Use a2ensite svsite and sudo service apache2 reload.

Then we need to make sure that the wsgi server is always running. There are many ways. On Ubuntu and possibly other related systems, one can use Upstart. Here is an example configuration file, which should go in /etc/init/svsite:

description "Always run the wsgi daemon for svsite website"

# automatically start on boot
start on filesystem or runlevel [2345]

# automatically stop on shutdown
stop on shutdown or runlevel [!2345]

# restart if it stops for any reason other than you manually stopping it
respawn

# this is the code that starts the process (update the parths and user/group)
script
        cd /live/svsite
        /path_to_virtualenv/bin/python3.4 source/manage.py runmodwsgi --log-to-terminal --user www-data --group devs --host=localhost --port 8081 --pythonpath=/path_to_virtualenv/svsite/lib/python3.4/site-packages source/wsgi.py
end script

# make sure the wsgi process is gone, otherwise you can't restart
post-stop script
    kill $(cat /var/run/svleo.pid)
    rm -f /var/run/svleo.pid
end script

After saving this, you can use these self-explanatory commands:

sudo service svsite status
sudo service svsite start
sudo service svsite stop

If both svsite and apache2 are running, you should then be able to visit your site! What happens is that you visit it on port 80 (or 443 after the next section) and it arrives at Apache. In case of static or media files, Apache sends the files (possibly with caching headers). Otherwise, it asks the wsgi server on port 8081 for the page, which Django responds.

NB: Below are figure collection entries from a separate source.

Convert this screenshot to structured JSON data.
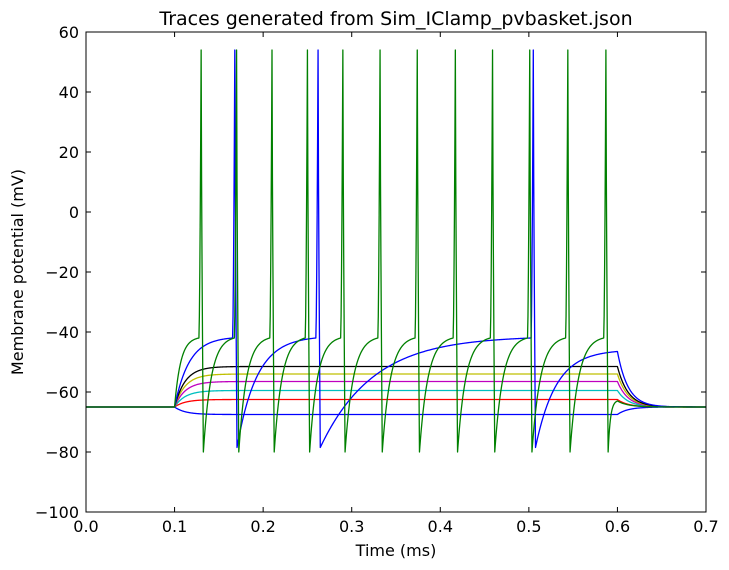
{
  "chart_data": {
    "type": "line",
    "title": "Traces generated from Sim_IClamp_pvbasket.json",
    "xlabel": "Time (ms)",
    "ylabel": "Membrane potential (mV)",
    "xlim": [
      0.0,
      0.7
    ],
    "ylim": [
      -100,
      60
    ],
    "xticks": [
      "0.0",
      "0.1",
      "0.2",
      "0.3",
      "0.4",
      "0.5",
      "0.6",
      "0.7"
    ],
    "yticks": [
      "60",
      "40",
      "20",
      "0",
      "−20",
      "−40",
      "−60",
      "−80",
      "−100"
    ],
    "grid": false,
    "legend": "none",
    "stimulus": {
      "onset": 0.1,
      "offset": 0.6,
      "rest": -65
    },
    "series": [
      {
        "color": "#0000ff",
        "kind": "subthreshold",
        "plateau": -67.5
      },
      {
        "color": "#ff0000",
        "kind": "subthreshold",
        "plateau": -62.5
      },
      {
        "color": "#00bfbf",
        "kind": "subthreshold",
        "plateau": -59.5
      },
      {
        "color": "#bf00bf",
        "kind": "subthreshold",
        "plateau": -56.5
      },
      {
        "color": "#bfbf00",
        "kind": "subthreshold",
        "plateau": -54
      },
      {
        "color": "#000000",
        "kind": "subthreshold",
        "plateau": -51.5
      },
      {
        "color": "#0000ff",
        "kind": "spiking",
        "spike_times": [
          0.168,
          0.262,
          0.505
        ],
        "peak": 54,
        "trough": -78.5,
        "end_value": -46.5
      },
      {
        "color": "#008000",
        "kind": "spiking",
        "spike_times": [
          0.13,
          0.17,
          0.21,
          0.25,
          0.29,
          0.332,
          0.374,
          0.417,
          0.459,
          0.501,
          0.544,
          0.587
        ],
        "peak": 54,
        "trough": -80,
        "end_value": -63
      }
    ]
  }
}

The server should not be reachable on port 8081 (http://domain.com:8081/) from the outside words. You might also want to check that the wsgi server (and apache and the database) automatically start on reboot (by rebooting).

Secure connection (https)

After using one of the setup methods, it’s highly recommended that you set up a secure connection. Now that letsencrypt offers free certificates (donations appreciated), there are few good excuses left not to. One method will be documented, but there are many.

Apache & letsencrypt

This section will explain how to do it for Apache with letsencrypt, so it can be used with either of the above setups. There are other options, which are documented online.

First, generate a certificate (more details here) by running the following commands), answering as appropriate. This will place letsencrypt in the current directory, so move to the directory where you want it first.:

# get the code and stop Apache
git clone https://github.com/letsencrypt/letsencrypt
cd letsencrypt
sudo service apache2 stop
# request the certificate (change the domains)
sudo ./letsencrypt-auto certonly --standalone -d domain.com -d www.domain.com

The certificate files should be stored in /etc/letsencrypt/live/domain.com/ (with your domain). If the above command reports another location, use that.

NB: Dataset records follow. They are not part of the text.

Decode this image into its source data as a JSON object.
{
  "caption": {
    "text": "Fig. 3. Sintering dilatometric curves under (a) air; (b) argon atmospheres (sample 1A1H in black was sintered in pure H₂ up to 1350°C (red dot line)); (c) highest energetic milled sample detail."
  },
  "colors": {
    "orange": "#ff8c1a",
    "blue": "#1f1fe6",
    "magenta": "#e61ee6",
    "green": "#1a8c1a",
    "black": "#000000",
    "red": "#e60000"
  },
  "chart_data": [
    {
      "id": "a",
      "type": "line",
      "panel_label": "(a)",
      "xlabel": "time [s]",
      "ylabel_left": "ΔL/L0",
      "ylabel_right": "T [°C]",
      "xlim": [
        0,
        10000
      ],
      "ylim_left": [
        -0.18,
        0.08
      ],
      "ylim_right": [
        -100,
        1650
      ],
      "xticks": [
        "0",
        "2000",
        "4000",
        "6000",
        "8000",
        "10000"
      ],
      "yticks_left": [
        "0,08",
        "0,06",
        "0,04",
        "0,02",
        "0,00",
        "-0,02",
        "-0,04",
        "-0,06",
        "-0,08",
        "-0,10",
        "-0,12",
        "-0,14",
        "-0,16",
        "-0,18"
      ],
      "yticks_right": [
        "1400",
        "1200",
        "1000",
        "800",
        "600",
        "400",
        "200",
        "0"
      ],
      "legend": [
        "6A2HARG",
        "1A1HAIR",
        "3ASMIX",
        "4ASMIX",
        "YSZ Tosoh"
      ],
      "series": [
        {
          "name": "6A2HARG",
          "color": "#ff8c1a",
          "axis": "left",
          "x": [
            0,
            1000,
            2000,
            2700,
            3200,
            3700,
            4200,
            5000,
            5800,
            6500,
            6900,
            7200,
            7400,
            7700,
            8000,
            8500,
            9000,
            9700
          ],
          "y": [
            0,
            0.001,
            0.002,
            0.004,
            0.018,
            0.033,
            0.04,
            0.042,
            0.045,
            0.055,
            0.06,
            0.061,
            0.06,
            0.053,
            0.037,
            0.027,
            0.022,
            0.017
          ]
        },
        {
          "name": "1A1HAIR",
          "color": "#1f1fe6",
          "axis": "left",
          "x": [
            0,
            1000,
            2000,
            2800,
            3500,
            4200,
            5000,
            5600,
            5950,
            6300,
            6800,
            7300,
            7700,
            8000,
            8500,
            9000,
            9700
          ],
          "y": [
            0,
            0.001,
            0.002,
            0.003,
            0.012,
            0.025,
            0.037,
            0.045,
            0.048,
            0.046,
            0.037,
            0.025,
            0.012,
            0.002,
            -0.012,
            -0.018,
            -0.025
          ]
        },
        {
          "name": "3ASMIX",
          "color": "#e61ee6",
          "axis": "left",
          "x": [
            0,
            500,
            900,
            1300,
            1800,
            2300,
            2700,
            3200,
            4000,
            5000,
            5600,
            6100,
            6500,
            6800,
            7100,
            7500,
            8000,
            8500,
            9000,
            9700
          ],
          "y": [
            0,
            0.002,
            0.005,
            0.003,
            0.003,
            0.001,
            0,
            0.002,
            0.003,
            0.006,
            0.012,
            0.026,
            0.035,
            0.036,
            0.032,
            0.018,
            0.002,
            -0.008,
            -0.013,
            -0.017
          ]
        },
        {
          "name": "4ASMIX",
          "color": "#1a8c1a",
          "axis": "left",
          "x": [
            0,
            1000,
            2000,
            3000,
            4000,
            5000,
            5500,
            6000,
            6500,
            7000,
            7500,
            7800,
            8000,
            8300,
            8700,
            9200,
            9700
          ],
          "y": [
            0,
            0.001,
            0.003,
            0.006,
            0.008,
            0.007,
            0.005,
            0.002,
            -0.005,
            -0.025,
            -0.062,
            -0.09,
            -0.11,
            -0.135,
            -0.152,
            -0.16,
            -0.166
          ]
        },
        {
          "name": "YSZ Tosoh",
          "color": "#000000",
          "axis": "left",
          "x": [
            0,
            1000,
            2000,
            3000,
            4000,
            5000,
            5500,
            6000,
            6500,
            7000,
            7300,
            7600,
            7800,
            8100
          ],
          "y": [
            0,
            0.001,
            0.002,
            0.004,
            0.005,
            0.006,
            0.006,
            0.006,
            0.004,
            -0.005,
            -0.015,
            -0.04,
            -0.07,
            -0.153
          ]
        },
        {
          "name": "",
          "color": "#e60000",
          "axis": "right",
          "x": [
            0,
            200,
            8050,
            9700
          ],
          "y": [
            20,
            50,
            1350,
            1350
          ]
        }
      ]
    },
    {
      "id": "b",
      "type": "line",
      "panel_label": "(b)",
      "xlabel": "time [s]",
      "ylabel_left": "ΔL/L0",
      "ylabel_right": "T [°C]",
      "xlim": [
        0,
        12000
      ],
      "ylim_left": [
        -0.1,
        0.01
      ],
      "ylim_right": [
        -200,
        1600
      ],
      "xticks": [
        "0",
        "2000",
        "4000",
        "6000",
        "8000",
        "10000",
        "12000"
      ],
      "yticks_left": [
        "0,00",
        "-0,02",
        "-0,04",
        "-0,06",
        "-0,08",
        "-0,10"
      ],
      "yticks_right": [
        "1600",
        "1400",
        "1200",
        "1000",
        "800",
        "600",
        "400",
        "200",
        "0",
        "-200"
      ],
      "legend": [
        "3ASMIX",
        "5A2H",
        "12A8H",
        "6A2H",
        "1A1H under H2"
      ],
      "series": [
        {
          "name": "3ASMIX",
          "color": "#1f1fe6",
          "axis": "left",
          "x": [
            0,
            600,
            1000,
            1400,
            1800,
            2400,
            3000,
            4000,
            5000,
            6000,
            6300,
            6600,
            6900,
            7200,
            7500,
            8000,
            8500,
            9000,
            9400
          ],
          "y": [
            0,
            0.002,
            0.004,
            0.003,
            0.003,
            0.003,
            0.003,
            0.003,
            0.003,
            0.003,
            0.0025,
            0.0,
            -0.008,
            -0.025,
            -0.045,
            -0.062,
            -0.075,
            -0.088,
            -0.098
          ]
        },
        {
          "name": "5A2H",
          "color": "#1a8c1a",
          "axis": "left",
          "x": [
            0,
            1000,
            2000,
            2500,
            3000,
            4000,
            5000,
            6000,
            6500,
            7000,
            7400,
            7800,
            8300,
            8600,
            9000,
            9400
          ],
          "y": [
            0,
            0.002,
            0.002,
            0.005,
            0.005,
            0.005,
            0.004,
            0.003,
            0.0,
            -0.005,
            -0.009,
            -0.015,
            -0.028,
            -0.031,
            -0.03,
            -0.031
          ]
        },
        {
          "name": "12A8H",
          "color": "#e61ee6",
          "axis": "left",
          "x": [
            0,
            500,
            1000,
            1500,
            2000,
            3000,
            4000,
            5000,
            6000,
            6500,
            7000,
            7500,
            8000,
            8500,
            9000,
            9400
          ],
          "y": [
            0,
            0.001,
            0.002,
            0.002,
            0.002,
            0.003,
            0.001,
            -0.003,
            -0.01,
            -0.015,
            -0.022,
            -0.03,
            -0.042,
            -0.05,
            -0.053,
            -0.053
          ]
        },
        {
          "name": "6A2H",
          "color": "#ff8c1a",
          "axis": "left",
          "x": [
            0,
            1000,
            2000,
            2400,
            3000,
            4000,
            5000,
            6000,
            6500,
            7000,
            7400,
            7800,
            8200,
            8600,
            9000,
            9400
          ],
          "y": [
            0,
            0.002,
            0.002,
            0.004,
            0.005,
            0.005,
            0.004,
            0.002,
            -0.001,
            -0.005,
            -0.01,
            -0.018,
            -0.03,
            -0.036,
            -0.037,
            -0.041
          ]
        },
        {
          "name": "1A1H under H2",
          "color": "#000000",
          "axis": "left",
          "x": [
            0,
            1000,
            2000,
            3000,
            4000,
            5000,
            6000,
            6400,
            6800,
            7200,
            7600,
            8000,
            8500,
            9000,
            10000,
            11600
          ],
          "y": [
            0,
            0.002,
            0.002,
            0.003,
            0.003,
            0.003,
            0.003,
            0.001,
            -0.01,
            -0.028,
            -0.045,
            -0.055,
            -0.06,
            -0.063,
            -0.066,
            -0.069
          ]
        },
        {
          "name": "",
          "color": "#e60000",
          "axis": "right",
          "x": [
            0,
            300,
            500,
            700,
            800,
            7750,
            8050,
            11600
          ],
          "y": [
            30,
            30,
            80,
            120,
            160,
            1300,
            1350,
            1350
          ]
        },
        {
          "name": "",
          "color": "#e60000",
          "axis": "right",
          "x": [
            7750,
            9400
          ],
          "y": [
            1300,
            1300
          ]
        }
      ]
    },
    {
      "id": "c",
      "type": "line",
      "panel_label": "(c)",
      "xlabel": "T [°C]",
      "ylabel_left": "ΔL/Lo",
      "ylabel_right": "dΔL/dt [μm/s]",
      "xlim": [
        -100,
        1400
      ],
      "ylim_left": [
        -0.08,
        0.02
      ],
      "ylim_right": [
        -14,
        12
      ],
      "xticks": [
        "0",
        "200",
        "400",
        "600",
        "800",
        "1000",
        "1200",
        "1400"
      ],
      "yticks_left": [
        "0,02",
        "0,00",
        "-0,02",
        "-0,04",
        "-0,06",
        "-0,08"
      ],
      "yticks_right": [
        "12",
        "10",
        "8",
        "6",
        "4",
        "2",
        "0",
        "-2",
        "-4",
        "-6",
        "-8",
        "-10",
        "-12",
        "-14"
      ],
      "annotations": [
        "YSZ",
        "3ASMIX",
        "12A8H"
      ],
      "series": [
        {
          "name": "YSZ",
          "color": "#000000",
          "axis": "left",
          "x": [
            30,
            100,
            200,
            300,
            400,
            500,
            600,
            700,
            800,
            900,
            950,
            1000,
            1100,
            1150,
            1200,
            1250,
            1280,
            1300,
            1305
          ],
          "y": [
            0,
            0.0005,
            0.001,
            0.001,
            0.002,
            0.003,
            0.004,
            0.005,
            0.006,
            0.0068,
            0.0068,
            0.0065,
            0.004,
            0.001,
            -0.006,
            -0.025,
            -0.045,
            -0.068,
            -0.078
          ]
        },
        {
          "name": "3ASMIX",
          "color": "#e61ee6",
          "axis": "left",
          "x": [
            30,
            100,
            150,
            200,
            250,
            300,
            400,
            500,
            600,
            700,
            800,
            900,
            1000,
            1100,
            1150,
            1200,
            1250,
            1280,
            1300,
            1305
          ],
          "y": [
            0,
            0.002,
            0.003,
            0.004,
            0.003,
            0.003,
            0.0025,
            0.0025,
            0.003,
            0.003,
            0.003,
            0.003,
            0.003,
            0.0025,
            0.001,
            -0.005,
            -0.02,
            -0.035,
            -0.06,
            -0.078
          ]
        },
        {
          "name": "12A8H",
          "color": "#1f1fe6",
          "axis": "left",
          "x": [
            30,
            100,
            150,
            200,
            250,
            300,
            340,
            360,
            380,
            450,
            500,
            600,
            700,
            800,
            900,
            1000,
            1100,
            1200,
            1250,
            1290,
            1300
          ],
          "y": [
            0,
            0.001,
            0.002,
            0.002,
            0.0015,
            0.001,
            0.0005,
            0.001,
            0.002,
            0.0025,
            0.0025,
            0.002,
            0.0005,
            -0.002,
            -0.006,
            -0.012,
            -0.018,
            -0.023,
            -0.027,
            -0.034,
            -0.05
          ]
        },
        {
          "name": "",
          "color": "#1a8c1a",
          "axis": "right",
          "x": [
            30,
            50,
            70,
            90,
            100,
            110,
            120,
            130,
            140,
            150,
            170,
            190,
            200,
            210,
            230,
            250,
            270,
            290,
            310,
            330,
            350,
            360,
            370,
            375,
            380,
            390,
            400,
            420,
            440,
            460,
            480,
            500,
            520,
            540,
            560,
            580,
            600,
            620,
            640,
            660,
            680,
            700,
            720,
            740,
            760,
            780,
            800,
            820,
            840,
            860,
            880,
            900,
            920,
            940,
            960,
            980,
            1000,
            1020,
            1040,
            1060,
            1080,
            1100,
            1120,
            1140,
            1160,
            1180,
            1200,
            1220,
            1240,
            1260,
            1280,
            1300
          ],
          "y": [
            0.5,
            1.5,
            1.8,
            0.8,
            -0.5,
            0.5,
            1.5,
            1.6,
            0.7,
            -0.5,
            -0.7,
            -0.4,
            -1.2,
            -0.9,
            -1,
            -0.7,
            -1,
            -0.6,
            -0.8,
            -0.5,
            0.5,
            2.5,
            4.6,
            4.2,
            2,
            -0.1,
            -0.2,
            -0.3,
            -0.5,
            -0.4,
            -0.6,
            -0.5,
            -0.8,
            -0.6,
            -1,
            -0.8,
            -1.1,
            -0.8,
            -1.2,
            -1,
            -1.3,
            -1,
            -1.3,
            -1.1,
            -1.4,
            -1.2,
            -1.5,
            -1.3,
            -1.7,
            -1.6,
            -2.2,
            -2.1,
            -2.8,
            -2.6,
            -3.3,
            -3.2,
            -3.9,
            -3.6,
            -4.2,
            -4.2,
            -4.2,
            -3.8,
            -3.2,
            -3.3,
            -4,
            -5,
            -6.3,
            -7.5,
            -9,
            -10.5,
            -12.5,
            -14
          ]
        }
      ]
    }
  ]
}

Now we need to update the Apache configuration. First, change the port in the first line from 80 to 443:

<VirtualHost *:80>   # old one
<VirtualHost *:443>  # new one

Place the below (with updated paths) in your Apache config inside the <VirtualHost *:443> (as marked with a comment above):

SSLEngine on
SSLCertificateFile /etc/letsencrypt/live/domain.com/cert.pem
SSLCertificateKeyFile /etc/letsencrypt/live/domain.com/privkey.pem
SSLCertificateChainFile /etc/letsencrypt/live/domain.com/chain.pem
# Header always set Strict-Transport-Security "max-age=2600000; preload"

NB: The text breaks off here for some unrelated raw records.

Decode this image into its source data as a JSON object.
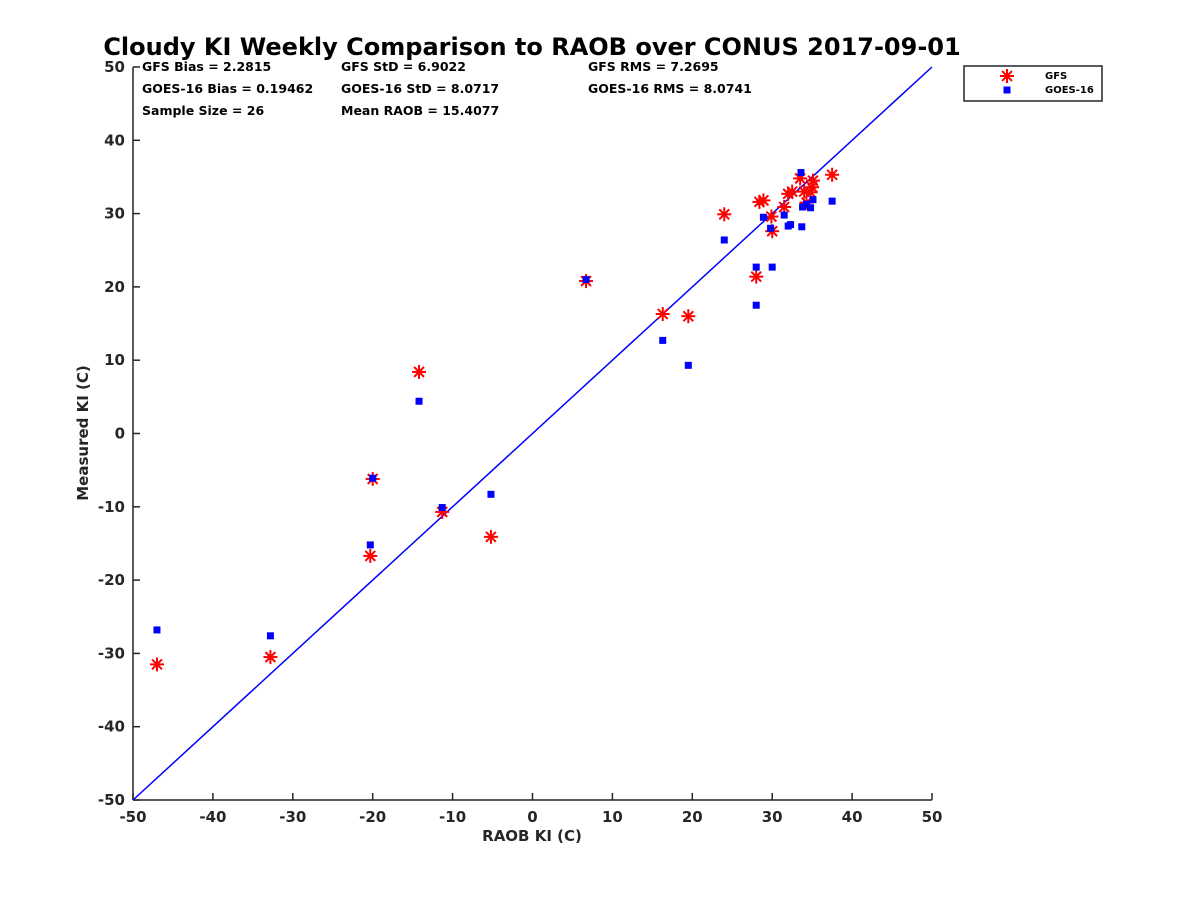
{
  "chart_data": {
    "type": "scatter",
    "title": "Cloudy KI Weekly Comparison to RAOB over CONUS 2017-09-01",
    "xlabel": "RAOB KI (C)",
    "ylabel": "Measured KI (C)",
    "xlim": [
      -50,
      50
    ],
    "ylim": [
      -50,
      50
    ],
    "xticks": [
      -50,
      -40,
      -30,
      -20,
      -10,
      0,
      10,
      20,
      30,
      40,
      50
    ],
    "yticks": [
      -50,
      -40,
      -30,
      -20,
      -10,
      0,
      10,
      20,
      30,
      40,
      50
    ],
    "grid": false,
    "legend_position": "outside-top-right",
    "colors": {
      "gfs": "#ff0000",
      "goes": "#0000ff",
      "one_to_one": "#0000ff"
    },
    "stats": [
      [
        "GFS Bias = 2.2815",
        "GFS StD = 6.9022",
        "GFS RMS = 7.2695"
      ],
      [
        "GOES-16 Bias = 0.19462",
        "GOES-16 StD = 8.0717",
        "GOES-16 RMS = 8.0741"
      ],
      [
        "Sample Size = 26",
        "Mean RAOB = 15.4077"
      ]
    ],
    "one_to_one_line": {
      "x": [
        -50,
        50
      ],
      "y": [
        -50,
        50
      ]
    },
    "series": [
      {
        "name": "GFS",
        "marker": "asterisk",
        "x": [
          -47.0,
          -32.8,
          -20.3,
          -20.0,
          -14.2,
          -11.3,
          -5.2,
          6.7,
          16.3,
          19.5,
          24.0,
          28.0,
          28.4,
          28.9,
          30.0,
          29.9,
          31.5,
          32.0,
          32.5,
          33.5,
          34.0,
          34.3,
          34.8,
          35.1,
          35.0,
          37.5
        ],
        "y": [
          -31.5,
          -30.5,
          -16.7,
          -6.2,
          8.4,
          -10.7,
          -14.1,
          20.8,
          16.3,
          16.0,
          29.9,
          21.4,
          31.6,
          31.8,
          27.6,
          29.6,
          30.9,
          32.7,
          33.0,
          34.8,
          33.0,
          31.5,
          32.9,
          34.5,
          33.6,
          35.3
        ]
      },
      {
        "name": "GOES-16",
        "marker": "square",
        "x": [
          -47.0,
          -32.8,
          -20.3,
          -20.0,
          -14.2,
          -11.3,
          -5.2,
          6.7,
          16.3,
          19.5,
          24.0,
          28.0,
          28.0,
          28.9,
          29.8,
          30.0,
          31.5,
          32.0,
          32.3,
          33.6,
          33.7,
          33.8,
          34.3,
          34.8,
          35.1,
          37.5
        ],
        "y": [
          -26.8,
          -27.6,
          -15.2,
          -6.1,
          4.4,
          -10.1,
          -8.3,
          21.0,
          12.7,
          9.3,
          26.4,
          22.7,
          17.5,
          29.5,
          28.0,
          22.7,
          29.8,
          28.3,
          28.5,
          35.6,
          28.2,
          30.9,
          31.3,
          30.8,
          31.9,
          31.7
        ]
      }
    ]
  }
}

And at the bottom add (if you want all requests to be secure):

<VirtualHost *:80>
        ServerName domain.com
        ServerAlias *.domain.com

        Redirect permanent / https://domain.com/
</VirtualHost>

The last line tells browsers to not access your site through http for a long time. Only enable it when you are confident things are working and will keep working! It’s good for security, making it hard for attackers to divert traffic to http, but it’ll make your site inaccessible if https stops working.

Now just restart Apache and see if things work:

sudo service apache2 restart

You can update local.py with (at least):

SESSION_COOKIE_SECURE = CSRF_COOKIE_SECURE = False

You’ll need to refresh your https certificates every few months. Don’t forget to do that!